Set forth below are the material limitations associated with using EBITDA as a non-GAAP financial measure compared to cash flows provided by operating activities.

  • EBITDA does not reflect the future capital expenditure requirements that may be necessary to replace the Company's existing vessels as a result of normal wear and tear,
  • EBITDA does not reflect the interest, future principal payments and other financing-related charges necessary to service the debt that the Company has incurred in acquiring and constructing its vessels,
  • EBITDA does not reflect the deferred income taxes that the Company will eventually have to pay once it is no longer in an overall tax net operating loss position, as applicable, and
  • EBITDA does not reflect changes in the Company's net working capital position.

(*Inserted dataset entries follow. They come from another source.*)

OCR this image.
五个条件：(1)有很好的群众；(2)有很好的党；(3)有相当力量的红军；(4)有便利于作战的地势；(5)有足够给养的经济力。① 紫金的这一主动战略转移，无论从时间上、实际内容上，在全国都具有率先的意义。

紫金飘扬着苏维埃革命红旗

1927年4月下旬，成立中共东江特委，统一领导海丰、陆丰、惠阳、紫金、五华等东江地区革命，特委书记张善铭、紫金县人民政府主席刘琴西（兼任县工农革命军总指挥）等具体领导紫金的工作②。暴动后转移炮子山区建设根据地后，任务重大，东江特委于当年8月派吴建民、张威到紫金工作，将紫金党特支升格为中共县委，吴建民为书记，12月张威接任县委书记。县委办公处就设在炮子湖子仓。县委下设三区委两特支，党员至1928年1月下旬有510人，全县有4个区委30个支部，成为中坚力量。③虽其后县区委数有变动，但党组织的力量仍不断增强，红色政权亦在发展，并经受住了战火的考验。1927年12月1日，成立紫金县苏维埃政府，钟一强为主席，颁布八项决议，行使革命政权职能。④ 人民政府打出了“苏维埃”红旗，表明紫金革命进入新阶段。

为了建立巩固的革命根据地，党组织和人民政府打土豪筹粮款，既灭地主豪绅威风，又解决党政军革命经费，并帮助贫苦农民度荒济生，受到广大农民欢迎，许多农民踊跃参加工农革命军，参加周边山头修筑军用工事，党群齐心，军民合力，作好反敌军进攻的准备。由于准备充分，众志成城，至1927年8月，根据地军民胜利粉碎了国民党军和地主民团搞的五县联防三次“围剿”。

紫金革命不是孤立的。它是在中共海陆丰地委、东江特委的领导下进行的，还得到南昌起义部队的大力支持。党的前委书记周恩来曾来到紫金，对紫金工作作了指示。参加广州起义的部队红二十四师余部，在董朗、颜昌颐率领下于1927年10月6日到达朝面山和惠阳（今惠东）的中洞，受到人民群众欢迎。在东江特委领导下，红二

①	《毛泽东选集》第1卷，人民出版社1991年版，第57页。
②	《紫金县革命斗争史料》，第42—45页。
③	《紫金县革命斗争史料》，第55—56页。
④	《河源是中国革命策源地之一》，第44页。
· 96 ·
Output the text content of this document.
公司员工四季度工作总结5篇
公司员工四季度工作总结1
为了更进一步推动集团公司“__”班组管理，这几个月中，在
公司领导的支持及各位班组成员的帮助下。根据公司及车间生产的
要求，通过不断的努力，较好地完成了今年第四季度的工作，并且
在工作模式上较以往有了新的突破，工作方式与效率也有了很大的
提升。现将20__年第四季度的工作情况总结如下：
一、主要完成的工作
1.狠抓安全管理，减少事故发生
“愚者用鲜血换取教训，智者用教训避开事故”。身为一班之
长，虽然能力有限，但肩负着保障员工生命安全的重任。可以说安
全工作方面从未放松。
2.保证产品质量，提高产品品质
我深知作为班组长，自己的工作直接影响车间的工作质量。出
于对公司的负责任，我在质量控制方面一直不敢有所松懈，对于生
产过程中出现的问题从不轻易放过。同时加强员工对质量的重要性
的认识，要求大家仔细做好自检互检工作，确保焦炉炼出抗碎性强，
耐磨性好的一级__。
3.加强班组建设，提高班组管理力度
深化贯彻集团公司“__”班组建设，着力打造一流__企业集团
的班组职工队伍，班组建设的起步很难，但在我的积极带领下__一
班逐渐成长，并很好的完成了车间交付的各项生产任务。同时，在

Management compensates for the above-described limitations in using EBITDA as a non-GAAP financial measure by only using EBITDA to supplement the Company's GAAP results.

8   

Commercial-related Downtime results from commercial-related vessel improvements, such as the addition of cranes, ROVs, helidecks, living quarters and other specialized vessel equipment; the modification of vessel capacities or capabilities, such as DP upgrades and mid-body extensions, which costs are typically included in and offset, in whole or in part, by higher dayrates charged to customers; and the speculative relocation of vessels from one geographic market to another.

9   

The capital expenditure amounts included in this table are cash outlays before the allocation of construction period interest, as applicable.

10 

As of July 30, 2014, the Company's active fleet of 31 new generation OSVs that were committed to "term" contracts (time charters of one year or longer in duration at inception) was comprised of the following fleet mix: eight 200 class OSVs, nineteen 240 class OSVs and four 300 class OSVs.

11 

As of July 30, 2014, the Company's active fleet of 27 new generation OSVs that were available for "spot" contracts (time charters of less than one year in duration at inception) or additional "term" contracts was comprised of the following fleet mix: five 200 class OSVs, twelve 240 class OSVs, four 265 class OSVs and six 300 class OSVs. 

12 

The "low" and "high" ends of the guidance ranges set forth in this table are not intended to cover unexpected variations from currently anticipated market conditions.  These ranges provide only a reasonable deviation from the conditions that are expected to occur.

13 

Represents incremental imputed non-cash OID interest expense required by accounting standards pertaining to the Company's 1.500% convertible senior notes due 2019.    

14 

Projected weighted-average diluted shares do not reflect any potential dilution resulting from the Company's 1.500% convertible senior notes.  Warrants related to the Company's 1.500% convertible senior notes become dilutive when the average price of the Company's stock exceeds the effective conversion price for such notes of $68.53.

 

SOURCE Hornbeck Offshore Services, Inc.